By implementing these recommendations, it is possible to improve access to maternal health services, reduce travel time and distance barriers, and ultimately decrease stillbirth rates in Lagos, Nigeria.
AI Innovations Methodology
The methodology used in the study titled “Influence of travel time and distance to the hospital of care on stillbirths: A retrospective facility-based cross-sectional study in Lagos, Nigeria” involved a retrospective cross-sectional study design. The study collected data from pregnant women who presented with obstetric emergencies over a one-year period across all 24 public hospitals in Lagos, Nigeria.

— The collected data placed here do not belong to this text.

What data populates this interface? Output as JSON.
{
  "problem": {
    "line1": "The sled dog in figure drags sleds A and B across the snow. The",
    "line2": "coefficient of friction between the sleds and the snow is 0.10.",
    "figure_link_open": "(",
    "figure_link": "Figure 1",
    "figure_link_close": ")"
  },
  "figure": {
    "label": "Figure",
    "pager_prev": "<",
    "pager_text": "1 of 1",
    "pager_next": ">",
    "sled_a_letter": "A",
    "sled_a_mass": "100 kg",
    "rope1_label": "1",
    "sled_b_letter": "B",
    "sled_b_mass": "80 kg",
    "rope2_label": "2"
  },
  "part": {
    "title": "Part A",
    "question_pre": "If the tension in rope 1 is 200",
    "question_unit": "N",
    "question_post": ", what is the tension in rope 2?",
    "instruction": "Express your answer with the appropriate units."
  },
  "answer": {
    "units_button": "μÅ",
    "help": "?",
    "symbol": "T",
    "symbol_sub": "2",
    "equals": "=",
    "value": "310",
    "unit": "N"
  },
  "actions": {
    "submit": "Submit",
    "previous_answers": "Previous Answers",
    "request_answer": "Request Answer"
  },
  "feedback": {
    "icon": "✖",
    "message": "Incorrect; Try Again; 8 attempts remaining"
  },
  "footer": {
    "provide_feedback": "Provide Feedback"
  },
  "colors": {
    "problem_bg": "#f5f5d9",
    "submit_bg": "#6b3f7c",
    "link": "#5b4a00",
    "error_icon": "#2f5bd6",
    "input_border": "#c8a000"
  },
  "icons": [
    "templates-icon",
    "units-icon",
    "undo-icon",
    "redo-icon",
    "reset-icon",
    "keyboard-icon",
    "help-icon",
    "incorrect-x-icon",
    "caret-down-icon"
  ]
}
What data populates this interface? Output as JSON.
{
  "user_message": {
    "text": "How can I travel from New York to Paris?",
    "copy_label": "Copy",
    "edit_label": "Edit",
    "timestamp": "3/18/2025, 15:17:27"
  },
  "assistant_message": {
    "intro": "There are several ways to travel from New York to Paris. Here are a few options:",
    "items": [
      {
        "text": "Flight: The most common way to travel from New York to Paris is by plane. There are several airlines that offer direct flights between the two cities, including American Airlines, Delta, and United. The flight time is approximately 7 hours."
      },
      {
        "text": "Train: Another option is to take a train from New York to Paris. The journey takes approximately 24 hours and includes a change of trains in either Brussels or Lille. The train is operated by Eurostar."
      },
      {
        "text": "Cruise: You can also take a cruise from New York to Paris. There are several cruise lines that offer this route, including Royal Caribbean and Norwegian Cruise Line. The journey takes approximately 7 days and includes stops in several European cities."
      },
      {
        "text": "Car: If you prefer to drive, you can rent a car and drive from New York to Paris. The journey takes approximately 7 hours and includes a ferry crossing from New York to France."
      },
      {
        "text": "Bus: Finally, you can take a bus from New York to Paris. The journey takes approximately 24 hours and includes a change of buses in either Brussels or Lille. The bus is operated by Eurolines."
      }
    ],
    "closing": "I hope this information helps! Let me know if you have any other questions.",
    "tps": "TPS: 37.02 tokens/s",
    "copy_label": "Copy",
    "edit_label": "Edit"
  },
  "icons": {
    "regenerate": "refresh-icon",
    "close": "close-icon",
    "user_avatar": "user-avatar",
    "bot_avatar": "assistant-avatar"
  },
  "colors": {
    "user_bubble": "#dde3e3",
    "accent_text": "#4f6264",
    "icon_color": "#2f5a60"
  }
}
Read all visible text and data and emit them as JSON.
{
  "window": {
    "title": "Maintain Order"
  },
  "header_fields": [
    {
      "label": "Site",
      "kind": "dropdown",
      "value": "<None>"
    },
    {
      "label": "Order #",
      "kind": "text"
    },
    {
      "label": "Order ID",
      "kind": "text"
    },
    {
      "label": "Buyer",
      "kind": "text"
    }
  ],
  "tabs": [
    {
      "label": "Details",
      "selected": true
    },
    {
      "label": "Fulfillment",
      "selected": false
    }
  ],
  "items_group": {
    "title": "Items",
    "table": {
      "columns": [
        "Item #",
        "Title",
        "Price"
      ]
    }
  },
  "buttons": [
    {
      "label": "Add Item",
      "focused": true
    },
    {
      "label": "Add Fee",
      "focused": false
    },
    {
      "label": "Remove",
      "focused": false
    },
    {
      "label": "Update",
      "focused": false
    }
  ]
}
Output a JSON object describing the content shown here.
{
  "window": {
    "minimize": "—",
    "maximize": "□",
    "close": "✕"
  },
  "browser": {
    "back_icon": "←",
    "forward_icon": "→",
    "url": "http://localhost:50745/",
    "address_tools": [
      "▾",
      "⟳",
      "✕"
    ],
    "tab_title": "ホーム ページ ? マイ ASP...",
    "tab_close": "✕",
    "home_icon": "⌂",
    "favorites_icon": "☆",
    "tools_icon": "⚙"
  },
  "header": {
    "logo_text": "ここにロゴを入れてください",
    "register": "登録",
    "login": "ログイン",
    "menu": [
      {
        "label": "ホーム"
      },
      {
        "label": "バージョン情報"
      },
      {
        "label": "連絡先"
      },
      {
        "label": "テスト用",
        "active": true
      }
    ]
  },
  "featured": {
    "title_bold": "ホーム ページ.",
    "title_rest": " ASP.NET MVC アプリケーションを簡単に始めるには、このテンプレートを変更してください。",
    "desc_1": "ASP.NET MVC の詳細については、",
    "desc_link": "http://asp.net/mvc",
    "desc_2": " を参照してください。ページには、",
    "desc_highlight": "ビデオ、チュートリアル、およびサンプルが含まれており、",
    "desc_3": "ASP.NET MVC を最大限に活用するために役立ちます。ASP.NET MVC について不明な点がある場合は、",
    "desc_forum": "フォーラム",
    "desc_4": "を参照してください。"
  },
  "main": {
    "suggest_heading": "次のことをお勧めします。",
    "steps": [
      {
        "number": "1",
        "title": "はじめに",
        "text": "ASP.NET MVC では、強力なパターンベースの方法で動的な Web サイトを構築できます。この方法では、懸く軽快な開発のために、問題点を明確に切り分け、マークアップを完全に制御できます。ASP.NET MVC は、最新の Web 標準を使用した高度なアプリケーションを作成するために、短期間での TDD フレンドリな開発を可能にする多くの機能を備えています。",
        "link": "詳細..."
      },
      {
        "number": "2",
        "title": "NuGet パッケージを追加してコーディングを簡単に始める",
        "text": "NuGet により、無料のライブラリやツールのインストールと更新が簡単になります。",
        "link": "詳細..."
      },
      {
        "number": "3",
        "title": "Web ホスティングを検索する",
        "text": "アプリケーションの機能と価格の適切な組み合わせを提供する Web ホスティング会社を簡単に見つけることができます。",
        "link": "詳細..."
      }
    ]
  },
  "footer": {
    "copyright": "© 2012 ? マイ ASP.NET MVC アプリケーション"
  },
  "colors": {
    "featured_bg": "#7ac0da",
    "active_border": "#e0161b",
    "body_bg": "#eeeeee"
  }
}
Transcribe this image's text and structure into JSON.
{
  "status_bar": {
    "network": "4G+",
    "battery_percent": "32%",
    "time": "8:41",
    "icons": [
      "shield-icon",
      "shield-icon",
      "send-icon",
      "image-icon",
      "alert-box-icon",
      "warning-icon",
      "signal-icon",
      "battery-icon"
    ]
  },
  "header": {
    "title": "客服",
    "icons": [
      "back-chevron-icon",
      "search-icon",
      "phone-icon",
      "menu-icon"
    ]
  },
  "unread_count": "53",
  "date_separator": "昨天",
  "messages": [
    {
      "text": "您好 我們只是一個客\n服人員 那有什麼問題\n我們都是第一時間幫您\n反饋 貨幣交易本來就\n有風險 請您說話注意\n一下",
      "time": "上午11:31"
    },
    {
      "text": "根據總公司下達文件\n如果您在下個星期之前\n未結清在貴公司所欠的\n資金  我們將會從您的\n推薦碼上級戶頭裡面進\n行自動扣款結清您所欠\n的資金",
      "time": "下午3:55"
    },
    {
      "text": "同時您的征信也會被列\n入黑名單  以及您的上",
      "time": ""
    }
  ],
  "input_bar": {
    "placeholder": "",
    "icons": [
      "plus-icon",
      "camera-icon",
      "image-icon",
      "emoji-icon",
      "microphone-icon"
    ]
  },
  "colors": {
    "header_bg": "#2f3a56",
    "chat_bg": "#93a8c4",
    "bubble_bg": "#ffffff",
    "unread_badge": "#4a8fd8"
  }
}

The researchers reviewed clinical records and extracted sociodemographic, travel, and obstetric data. The travel data, including distance and travel time, were exported to Google Maps to obtain accurate estimates. The study used multivariable logistic regression to determine the relative influence of distance and travel time on stillbirth rates.

The study included a total of 3,278 births, with 408 stillbirths (12.5%). The median distance traveled by women with live births was 7.3 km, while those with stillbirths traveled a median distance of 8.5 km. The median travel time for women with live births was 24 minutes, compared to 30 minutes for women with stillbirths.

After adjusting for other factors, the study found that travel time was strongly associated with stillbirth rates. Women who traveled for 10-29 minutes had 2.25 times higher odds of stillbirth, while those who traveled for 30-59 minutes had 2.30 times higher odds, and those who traveled for 60-119 minutes had 2.35 times higher odds.

The study also identified other factors associated with stillbirth, including booking for antenatal care, obstetric complications (such as obstructed labor and hemorrhage), multiple gestations, and referral status.

To simulate the impact of the main recommendations on improving access to maternal health, a possible methodology could involve implementing the recommendations in selected areas or communities and comparing the outcomes with a control group where the recommendations were not implemented. The study could collect data on stillbirth rates, travel time, and distance to healthcare facilities before and after the implementation of the recommendations. This would allow for an assessment of the impact of the recommendations on improving access to maternal health and reducing stillbirth rates. Statistical analysis, such as logistic regression, could be used to determine the association between the implementation of the recommendations and the outcomes of interest.